Just yesterday we ate lunch with some of our church friends. I said some really crazy things, teased a friend as we often do, talked about sewing, gardening, carpentry, antique collecting, winning the lottery and many other random things that come to my head in one sitting. Yep, I’m weird!


“Stay weird, stay different, and then when it’s your turn and you are standing on this stage please pass the same message”

-Graham Moore


As I heard these words come from Graham Moore I knew they were coming with wisdom and personal life experience. He was offering hope and courage to young people who are like I was, the weird ones in their families. I wish I’d had someone who could have affirmed me when I was 16.


I’ve known some amazing, wonderful, creative, and mysterious weird people. I’ve seen how much they add to my life, to our society. It grieves me terribly to think of those who have not made it to adulthood where they can accept themselves. We are missing part of our family of diversity and I’d like to see more acceptance and support for those that are with us today.

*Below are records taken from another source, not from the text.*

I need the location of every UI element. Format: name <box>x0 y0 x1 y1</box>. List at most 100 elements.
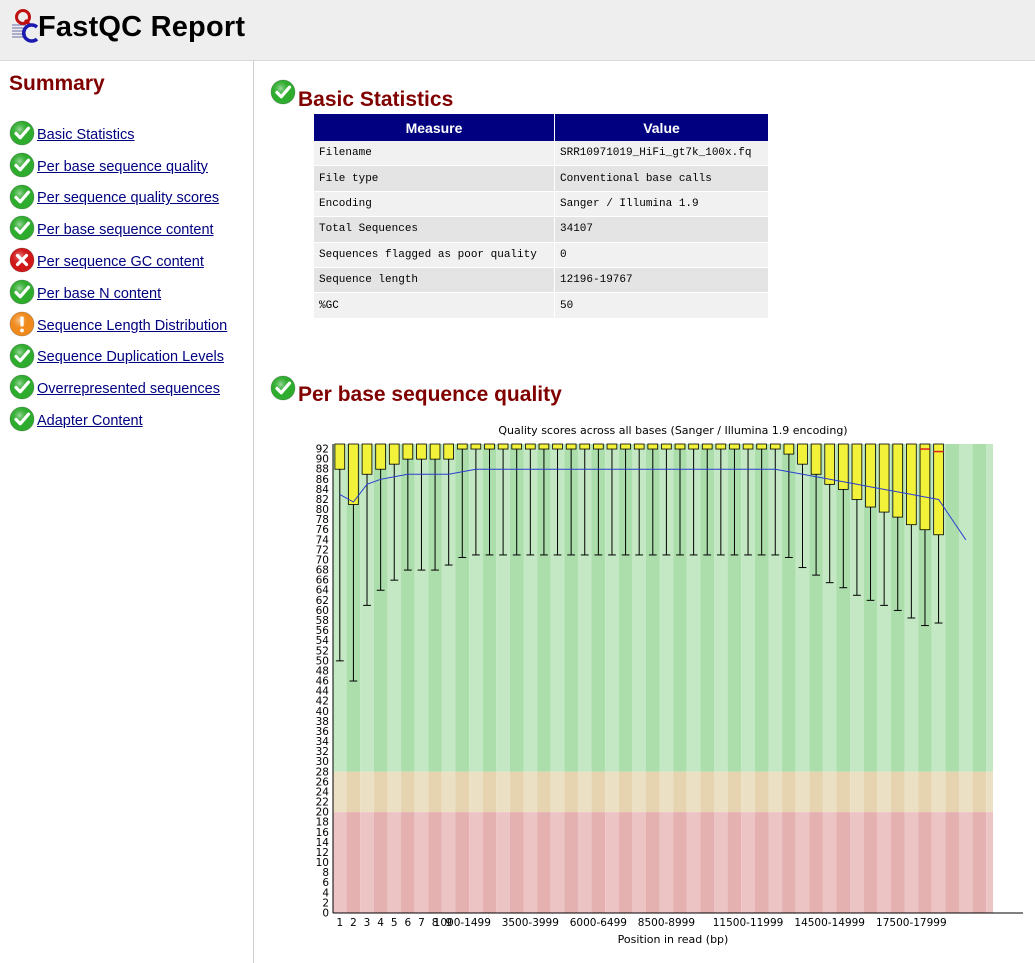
measure-cell: File type <box>314 166 554 192</box>
nav-link-overrepresented-sequences[interactable]: Overrepresented sequences <box>37 381 220 397</box>
box <box>797 443 808 465</box>
box <box>593 443 604 450</box>
box <box>579 443 591 450</box>
box <box>552 443 563 450</box>
quality-band-red <box>550 812 565 913</box>
nav-link-sequence-duplication-levels[interactable]: Sequence Duplication Levels <box>37 349 224 365</box>
nav-item-per-base-sequence-quality: Per base sequence quality <box>9 151 227 183</box>
status-pass-icon <box>9 406 35 432</box>
quality-band-red <box>618 812 633 913</box>
quality-band-red <box>809 812 823 913</box>
nav-link-per-base-sequence-quality[interactable]: Per base sequence quality <box>37 159 208 175</box>
quality-band-red <box>605 812 619 913</box>
quality-band-red <box>686 812 701 913</box>
quality-band-green <box>986 444 993 772</box>
quality-band-red <box>754 812 769 913</box>
nav-link-adapter-content[interactable]: Adapter Content <box>37 413 143 429</box>
quality-boxplot: 0246810121416182022242628303234363840424… <box>316 424 1023 946</box>
quality-band-red <box>645 812 660 913</box>
column-header-measure: Measure <box>314 114 554 141</box>
table-row: Sequence length 12196-19767 <box>314 267 768 294</box>
quality-band-red <box>877 812 891 913</box>
nav-link-per-base-sequence-content[interactable]: Per base sequence content <box>37 222 214 238</box>
quality-band-orange <box>523 771 538 813</box>
nav-link-per-sequence-gc-content[interactable]: Per sequence GC content <box>37 254 204 270</box>
value-cell: 34107 <box>555 217 768 243</box>
quality-band-red <box>455 812 470 913</box>
box <box>919 443 931 531</box>
value-cell: 0 <box>555 242 768 268</box>
box <box>769 443 781 450</box>
box <box>484 443 495 450</box>
status-warn-icon <box>9 311 35 337</box>
fastqc-logo-icon <box>12 9 39 43</box>
quality-band-red <box>700 812 715 913</box>
status-pass-icon <box>9 120 35 146</box>
box <box>565 443 577 450</box>
box <box>688 443 699 450</box>
nav-link-per-base-n-content[interactable]: Per base N content <box>37 286 161 302</box>
box <box>348 443 359 505</box>
value-cell: Conventional base calls <box>555 166 768 192</box>
quality-band-orange <box>945 771 959 813</box>
quality-band-orange <box>387 771 402 813</box>
quality-band-orange <box>509 771 524 813</box>
quality-band-red <box>958 812 973 913</box>
value-cell: 12196-19767 <box>555 267 768 294</box>
quality-band-red <box>496 812 510 913</box>
per-base-quality-pass-icon <box>270 375 296 401</box>
quality-band-orange <box>441 771 456 813</box>
x-tick-label: 8500-8999 <box>638 917 695 929</box>
quality-band-red <box>904 812 919 913</box>
quality-band-orange <box>482 771 497 813</box>
quality-band-orange <box>836 771 851 813</box>
quality-band-orange <box>918 771 932 813</box>
quality-band-red <box>401 812 415 913</box>
quality-band-orange <box>890 771 905 813</box>
quality-band-orange <box>686 771 701 813</box>
value-cell: Sanger / Illumina 1.9 <box>555 191 768 218</box>
quality-band-orange <box>809 771 823 813</box>
box <box>388 443 400 465</box>
box <box>416 443 427 460</box>
quality-band-red <box>714 812 728 913</box>
quality-band-green <box>945 444 959 772</box>
x-tick-label: 6 <box>405 917 412 929</box>
status-pass-icon <box>9 343 35 369</box>
nav-link-sequence-length-distribution[interactable]: Sequence Length Distribution <box>37 318 227 334</box>
quality-band-red <box>836 812 851 913</box>
quality-band-red <box>577 812 592 913</box>
quality-band-red <box>564 812 578 913</box>
box <box>674 443 686 450</box>
quality-band-orange <box>700 771 715 813</box>
box <box>334 443 346 470</box>
quality-chart: 0 2 4 6 8 10 12 14 16 18 20 22 24 26 28 30 32 34 36 38 40 42 4… <box>300 420 1030 950</box>
quality-band-red <box>727 812 742 913</box>
box <box>851 443 863 500</box>
quality-band-orange <box>333 771 347 813</box>
quality-band-orange <box>782 771 796 813</box>
status-fail-icon <box>9 247 35 273</box>
value-cell: 50 <box>555 293 768 319</box>
box <box>810 443 822 475</box>
basic-statistics-heading: Basic Statistics <box>298 88 454 111</box>
summary-nav: Basic Statistics Per base sequence quali… <box>9 119 227 437</box>
x-tick-label: 17500-17999 <box>876 917 947 929</box>
box <box>538 443 550 450</box>
nav-link-per-sequence-quality-scores[interactable]: Per sequence quality scores <box>37 190 219 206</box>
x-tick-label: 11500-11999 <box>713 917 784 929</box>
box <box>470 443 482 450</box>
quality-band-red <box>931 812 946 913</box>
quality-band-orange <box>428 771 442 813</box>
quality-band-green <box>972 444 987 772</box>
quality-band-red <box>509 812 524 913</box>
table-row: Sequences flagged as poor quality 0 <box>314 242 768 268</box>
quality-band-orange <box>958 771 973 813</box>
status-pass-icon <box>9 374 35 400</box>
nav-link-basic-statistics[interactable]: Basic Statistics <box>37 127 135 143</box>
quality-band-orange <box>795 771 810 813</box>
quality-band-red <box>890 812 905 913</box>
box <box>715 443 727 450</box>
box <box>633 443 645 450</box>
box <box>620 443 631 450</box>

I LOVED Lady Gaga’s performance in the Oscars. The contrast of her beautiful voice, her tribute to The Sound of Music, and her tattoos and reputation for her unique personality and intelligence. It shows something that we can all learn from. Weird people can be well appreciated by others and accepted for who they are. Even in the popularity contest of the Oscars.


I’d like us all to think of the weird people we’ve known and ask ourselves how much color and wonder they add to our lives. The next time you see one of your weird friends, please tell them how much you love them and what their weirdness adds to your life.


I can’t wait to continue to affirm our little niece in her weirdness. She is incredibly intuitive, intelligent, and adds so much color and wonder to our family’s life. I cannot imagine what it would be like if she were no longer with us. I hope she’ll grow up accepting herself as she is and that her strength will lie within her confidence to be who she is.